Они вышли из спальни. У окна Хлоя остановилась.
– Что такое? Здесь не так светло, как обычно?..
– Тебе кажется, – сказал Колен. – Смотри, сколько солнца…
– Нет, – настаивала Хлоя. – Я отлично помню, что раньше солнце доходило вот до этого места на ковре, а теперь доходит только досюда…
– Это зависит от часа дня.
– Нет, не зависит, потому что был тот же час!..
– Проверим завтра в это время.
– Нет, ты погляди, оно доходило до седьмой черты, а теперь только до пятой…
– Идем, мы опаздываем.
Проходя мимо большого зеркала в выложенном плитками коридоре, Хлоя улыбнулась своему отражению. Не может быть, чтобы она серьезно заболела. Они теперь часто будут вместе гулять. Он научится экономить. У них пока еще хватит инфлянков, чтобы жить без забот. А потом он пойдет работать…
Звякнул язычок замка, и дверь за ними захлопнулась. Хлоя взяла Колена под руку. Она шла короткими легкими шагами, два ее шага соответствовали одному шагу Колена.
– Как хорошо, – сказала Хлоя. – Солнышко светит, и пахнет деревьями.

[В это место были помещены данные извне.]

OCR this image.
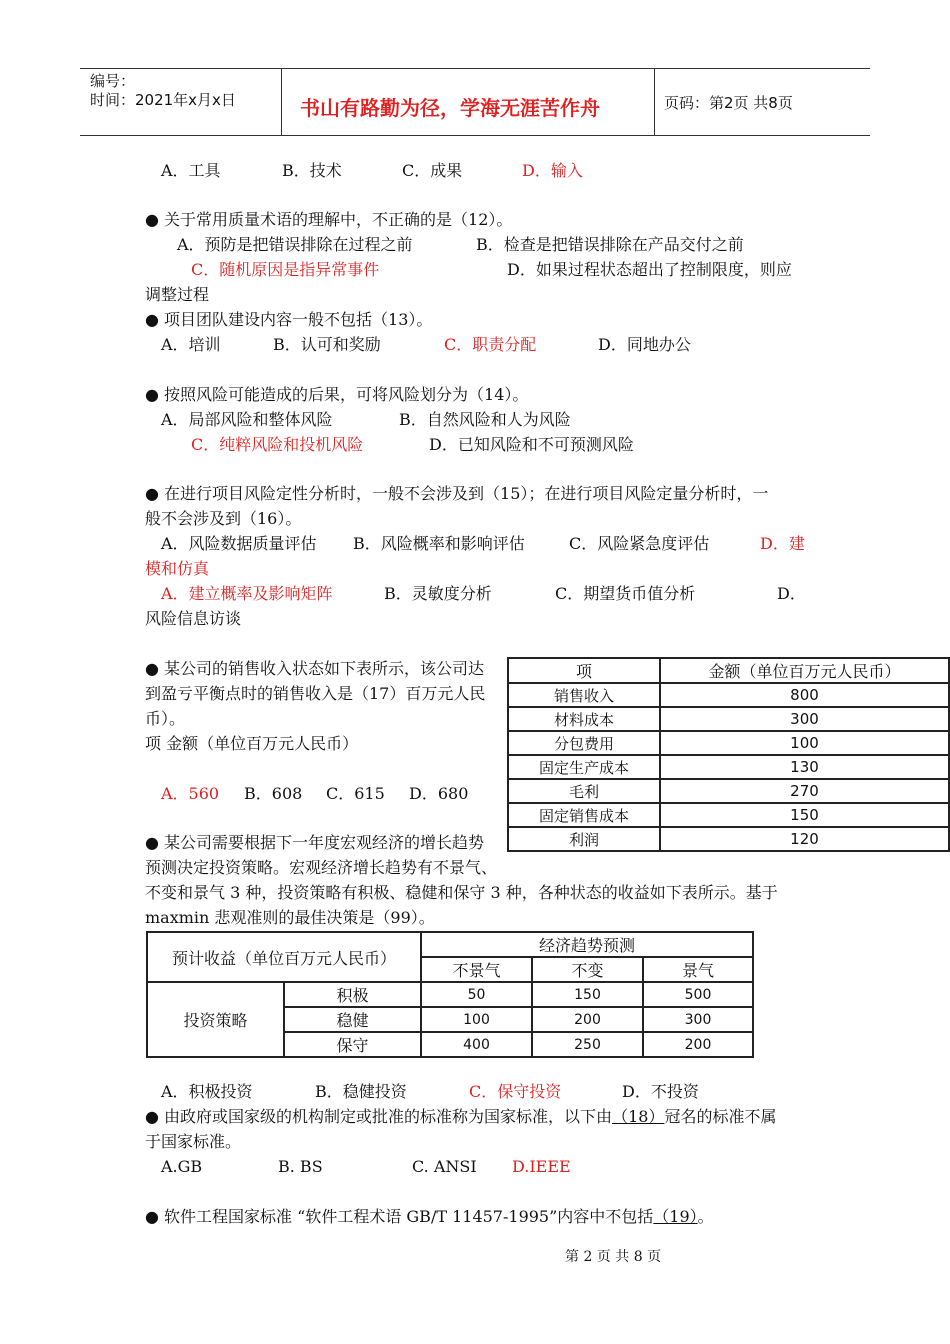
编号：
时间：2021年x月x日	书山有路勤为径，学海无涯苦作舟	页码：第2页 共8页
A．工具	B．技术	C．成果	D．输入
● 关于常用质量术语的理解中，不正确的是（12）。
A．预防是把错误排除在过程之前	B．检查是把错误排除在产品交付之前
C．随机原因是指异常事件	D．如果过程状态超出了控制限度，则应
调整过程
● 项目团队建设内容一般不包括（13）。
A．培训	B．认可和奖励	C．职责分配	D．同地办公
● 按照风险可能造成的后果，可将风险划分为（14）。
A．局部风险和整体风险	B．自然风险和人为风险
C．纯粹风险和投机风险	D．已知风险和不可预测风险
● 在进行项目风险定性分析时，一般不会涉及到（15）；在进行项目风险定量分析时，一
般不会涉及到（16）。
A．风险数据质量评估 B．风险概率和影响评估	C．风险紧急度评估	D．建
模和仿真
A．建立概率及影响矩阵	B．灵敏度分析	C．期望货币值分析	D．
风险信息访谈
● 某公司的销售收入状态如下表所示，该公司达
到盈亏平衡点时的销售收入是（17）百万元人民
币）。
项 金额（单位百万元人民币）
A．560 B．608 C．615 D．680
● 某公司需要根据下一年度宏观经济的增长趋势
预测决定投资策略。宏观经济增长趋势有不景气、
不变和景气 3 种，投资策略有积极、稳健和保守 3 种，各种状态的收益如下表所示。基于
maxmin 悲观准则的最佳决策是（99）。
A．积极投资	B．稳健投资	C．保守投资	D．不投资
● 由政府或国家级的机构制定或批准的标准称为国家标准，以下由（18）冠名的标准不属
于国家标准。
A.GB	B. BS	C. ANSI D.IEEE
● 软件工程国家标准 “软件工程术语 GB/T 11457-1995”内容中不包括（19）。
项	金额（单位百万元人民币）
销售收入	800
材料成本	300
分包费用	100
固定生产成本	130
毛利	270
固定销售成本	150
利润	120
预计收益（单位百万元人民币）		经济趋势预测		
		不景气	不变	景气
投资策略	积极	50	150	500
	稳健	100	200	300
	保守	400	250	200
第 2 页 共 8 页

– Конечно, – сказал Колен. – Весна!
– Разве? – И Хлоя лукаво улыбнулась.
Они повернули направо и, миновав два длинных строения, вошли в медицинский квартал. Не пройдя и ста метров, они почуяли резкий запах анестезирующих средств. А в ветреные дни он ощущался еще раньше. Тротуар тут стал совсем другим. Он представлял собой уложенную на бетонных опорах решетку из тонких металлических прутьев, тесно приваренных друг к другу. Она прикрывала широкую, но неглубокую канаву, по которой текла смесь спирта с эфиром. Использованные тампоны ваты, перепачканные гноем, сукровицей, а иногда и кровью, неслись в грязном потоке. Сгустки полусвернувшейся крови кое-как подкрашивали эту летучую жижу, которая уносила куски разлагающейся человеческой плоти, вращающиеся вокруг своей оси, как сильно подтаявшие айсберги. Однако эфир забивал все прочие запахи. Под решеткой проплывали и клочья марли, и скомканные бинты, – намокнув, они вяло раскручивали свои уснувшие кольца. Вертикально по фасадам домов в канаву спускались сточные трубы, и достаточно было несколько минут понаблюдать за тем, что из них вываливается, чтобы определить специальность врача, практикующего в этом доме. Из одного сточного жерла выкатился глаз, завертелся волчком и, прежде чем исчезнуть под большим куском разбрюзгшей красноватой ваты, подобной ядовитой медузе, на мгновение уставился на них.